Thank you from deep in my gut for taking Lisa Miller to the mat over her shocking lack of respect and interest in truth.  I don't even mean journalistic interest in truth, I mean basic human right-from-wrong-something's-funny-here-gee I wonder…interest in truth.  She is an intellectual slacker and there are many like her out there – the reason that Palin gets a pass day after day on the greatest of her lies, Trig, and countless lesser ones.  Palin's as dangerous as an oil spill now because of this collapse of curiosity and integrity.  Thank you, thank you taking your stand.

What has driven me nuts is that almost no real person I know takes what Palin has said about this at face value, and yet it is the avowed policy of the MSM to take this story at face value and never inquire into it. Newsweek has gone even further, publishing as fact without any independent confirmation, not only the gist of the story but the details Palin added in her insane book. If Miller had simply noted the power of this story as mythology, she would be on very solid, even important ground. But simply accepting every detail of this indisputable fabulist as fact is not journalism.
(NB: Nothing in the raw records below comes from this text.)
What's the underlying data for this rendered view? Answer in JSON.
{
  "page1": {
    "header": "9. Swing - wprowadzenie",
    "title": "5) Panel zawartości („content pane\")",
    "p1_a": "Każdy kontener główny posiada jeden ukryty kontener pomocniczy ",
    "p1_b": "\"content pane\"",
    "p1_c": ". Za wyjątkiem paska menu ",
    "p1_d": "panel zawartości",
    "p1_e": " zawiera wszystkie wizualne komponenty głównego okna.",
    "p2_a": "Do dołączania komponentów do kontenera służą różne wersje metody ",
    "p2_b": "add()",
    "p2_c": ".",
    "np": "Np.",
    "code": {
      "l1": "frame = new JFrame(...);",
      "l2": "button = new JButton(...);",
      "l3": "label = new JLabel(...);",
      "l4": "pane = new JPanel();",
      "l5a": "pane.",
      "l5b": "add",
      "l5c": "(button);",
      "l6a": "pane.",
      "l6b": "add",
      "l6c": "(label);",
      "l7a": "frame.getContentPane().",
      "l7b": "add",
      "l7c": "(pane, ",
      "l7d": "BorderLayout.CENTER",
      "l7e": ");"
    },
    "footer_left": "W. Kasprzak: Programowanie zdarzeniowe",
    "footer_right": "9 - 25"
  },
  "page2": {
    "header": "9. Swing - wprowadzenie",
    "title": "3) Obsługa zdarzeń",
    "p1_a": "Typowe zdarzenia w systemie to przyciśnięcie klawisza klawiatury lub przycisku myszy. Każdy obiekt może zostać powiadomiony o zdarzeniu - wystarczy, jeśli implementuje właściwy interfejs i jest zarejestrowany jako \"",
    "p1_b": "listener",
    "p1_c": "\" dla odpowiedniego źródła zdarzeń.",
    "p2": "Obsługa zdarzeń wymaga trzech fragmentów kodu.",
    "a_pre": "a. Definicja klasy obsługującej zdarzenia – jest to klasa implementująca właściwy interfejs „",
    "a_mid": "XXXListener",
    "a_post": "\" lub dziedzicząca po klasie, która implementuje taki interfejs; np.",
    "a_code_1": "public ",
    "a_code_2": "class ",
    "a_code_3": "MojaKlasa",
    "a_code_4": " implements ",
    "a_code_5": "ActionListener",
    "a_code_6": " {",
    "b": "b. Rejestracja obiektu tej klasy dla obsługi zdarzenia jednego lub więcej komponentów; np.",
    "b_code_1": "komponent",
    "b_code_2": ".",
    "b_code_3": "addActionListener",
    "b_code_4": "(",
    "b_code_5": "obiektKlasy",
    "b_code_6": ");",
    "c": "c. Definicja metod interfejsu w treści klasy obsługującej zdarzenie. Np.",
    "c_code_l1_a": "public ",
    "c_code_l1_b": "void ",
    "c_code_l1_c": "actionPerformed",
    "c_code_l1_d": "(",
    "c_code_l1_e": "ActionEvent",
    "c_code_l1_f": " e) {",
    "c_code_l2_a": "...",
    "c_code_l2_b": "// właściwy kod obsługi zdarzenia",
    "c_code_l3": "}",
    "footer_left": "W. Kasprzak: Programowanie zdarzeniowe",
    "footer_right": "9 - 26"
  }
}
I should add that Lisa Miller's point that "leftists" don't understand Palin's power does not apply to the Dish. I am not a leftist and have long believed that Palin is immensely powerful and the apotheosis of her party at this moment in time. My question is simply an empirical one: is her account even faintly plausible or true? Only MSM journalists and gaga fundies seem to take the whole fantastic story on faith.

Yes: Newsweek is for sale. Ever wonder why?